SpaceX aces 60th orbital launch of 2022

SpaceX aces 60th orbital launch of 2022

SpaceX has completed its 60th orbital launch of 2022, marking the first time the company has fully hit a public target set by one of its executives.

By any measure possible, 2022 has been a groundbreaking year for SpaceX, even when considering the long list of accomplishments it has accumulated over the past half-decade. It owns and operates the largest satellite constellation in history by an order of magnitude. Its Starlink satellite Internet service has secured more than a million subscribers less than two years after entering beta. It operates the only reusable orbital-class rockets and orbital spacecraft currently in service. Its workhorse Falcon 9 has launched more in a year than any other single rocket in history. It is being launched regularly at a rate that has not been sustained by any country – let alone a single company – in 40 years. It is managing that near-historic cadence while simultaneously recovering and reusing the boosters and fairings that represent about 70% of the value of nearly every missile it launches.

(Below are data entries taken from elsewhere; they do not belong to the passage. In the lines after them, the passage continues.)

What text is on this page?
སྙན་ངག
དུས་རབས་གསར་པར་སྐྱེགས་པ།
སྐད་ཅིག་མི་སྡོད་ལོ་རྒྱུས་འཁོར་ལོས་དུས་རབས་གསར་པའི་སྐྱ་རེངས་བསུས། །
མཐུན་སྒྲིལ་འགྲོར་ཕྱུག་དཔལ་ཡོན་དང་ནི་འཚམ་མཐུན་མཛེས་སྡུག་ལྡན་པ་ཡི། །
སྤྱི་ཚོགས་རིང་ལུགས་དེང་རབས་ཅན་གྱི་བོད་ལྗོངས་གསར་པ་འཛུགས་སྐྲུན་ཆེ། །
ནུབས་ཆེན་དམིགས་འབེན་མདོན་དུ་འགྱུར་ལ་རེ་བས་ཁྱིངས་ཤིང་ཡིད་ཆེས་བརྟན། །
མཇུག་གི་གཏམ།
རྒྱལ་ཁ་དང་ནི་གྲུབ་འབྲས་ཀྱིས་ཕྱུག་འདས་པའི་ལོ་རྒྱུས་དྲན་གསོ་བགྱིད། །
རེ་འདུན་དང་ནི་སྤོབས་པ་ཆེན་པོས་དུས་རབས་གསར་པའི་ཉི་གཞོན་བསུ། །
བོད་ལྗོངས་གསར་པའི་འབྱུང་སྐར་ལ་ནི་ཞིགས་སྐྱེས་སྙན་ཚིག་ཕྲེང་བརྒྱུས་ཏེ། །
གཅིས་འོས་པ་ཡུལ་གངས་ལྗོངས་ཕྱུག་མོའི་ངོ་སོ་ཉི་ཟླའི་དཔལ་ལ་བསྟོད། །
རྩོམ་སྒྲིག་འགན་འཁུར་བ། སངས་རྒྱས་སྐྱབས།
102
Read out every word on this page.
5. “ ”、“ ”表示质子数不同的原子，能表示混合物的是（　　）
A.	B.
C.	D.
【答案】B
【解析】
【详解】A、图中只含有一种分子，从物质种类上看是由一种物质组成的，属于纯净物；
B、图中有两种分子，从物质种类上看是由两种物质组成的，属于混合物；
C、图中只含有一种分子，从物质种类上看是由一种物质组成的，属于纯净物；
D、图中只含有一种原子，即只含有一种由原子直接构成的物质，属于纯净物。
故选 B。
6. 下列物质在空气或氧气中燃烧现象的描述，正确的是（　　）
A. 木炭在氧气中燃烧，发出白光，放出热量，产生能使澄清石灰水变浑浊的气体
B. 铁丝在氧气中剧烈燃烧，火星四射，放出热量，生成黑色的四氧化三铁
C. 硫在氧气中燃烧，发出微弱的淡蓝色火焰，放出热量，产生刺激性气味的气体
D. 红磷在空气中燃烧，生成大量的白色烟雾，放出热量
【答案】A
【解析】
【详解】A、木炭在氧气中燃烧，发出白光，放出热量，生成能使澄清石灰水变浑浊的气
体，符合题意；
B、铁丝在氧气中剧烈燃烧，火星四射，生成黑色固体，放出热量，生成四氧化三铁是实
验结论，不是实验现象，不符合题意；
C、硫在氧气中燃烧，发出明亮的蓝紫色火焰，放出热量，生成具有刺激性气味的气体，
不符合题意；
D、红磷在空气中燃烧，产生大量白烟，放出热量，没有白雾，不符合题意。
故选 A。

And now, SpaceX can also proudly point out that it was able to hit a launch cadence target that seemed too ambitious when CEO Elon Musk first shared it nine months ago.

The SpaceX Falcon team 🚀 is making great progress – aiming for 60 launches this year!

— Elon Musk (@elonmusk) March 28, 2022

Exactly nine months later, SpaceX has just completed its 60th launch of 2022. 69 days after its last orbital-class launch, the Falcon 9 booster lifted off for the 11th time with a somewhat mysterious array of 54 satellites Starlink. Just under nine minutes after liftoff, B1062 touched down 660 kilometers (410 mi) on a SpaceX A Shortfall Of Gravitas (ASOG) drone ship. Seconds earlier, the Falcon 9’s spent upper stage reached orbit, shut down its single Merlin vacuum engine, and began to slowly rotate downward.

Nineteen minutes after liftoff, the stack of 54 Starlink satellites instantly launched, slowly spreading like a shuffled deck of cards. Over the coming hours, days, and weeks, those satellites will naturally deploy, deploy solar arrays, stabilize their attitudes, test their payloads, and begin climbing toward an operational orbit somewhere between 480 and 580 kilometers (300-360 mi) above the Earth’s surface.

As previously discussed, SpaceX’s so-called “Starlink 5-1” mission raises a number of questions that the company’s webcast and communications unfortunately failed to answer. First of all, the name “5-1″ is meaningless. The only information that SpaceX revealed about the mission is that it is “the first [launch] of Starlink’s upgraded network…under [a] new license,” implying—but not actually confirming—that “Starlink 5-1” is the first release for the Starlink Gen2 constellation.

The targeted launch orbit matches only one of the Gen2 ‘shells’ that the US Federal Communications Commission (FCC) recently approved. Using a naming scheme that has been consistent for a year and a half, “5-1” signifies that the mission is the first launch of the fifth Starlink Gen1 ‘shell’ or cluster, which orbit it was actually launched to explicitly makes it impossible. It’s very strange that SpaceX didn’t explicitly call the mission what it really is: the first launch of an all-new Starlink Gen2 constellation. The name ultimately doesn’t matter much, but it’s now likely to create confusion given that SpaceX’s Starlink Gen1 constellation has a fifth rocket that could begin launching in the near future.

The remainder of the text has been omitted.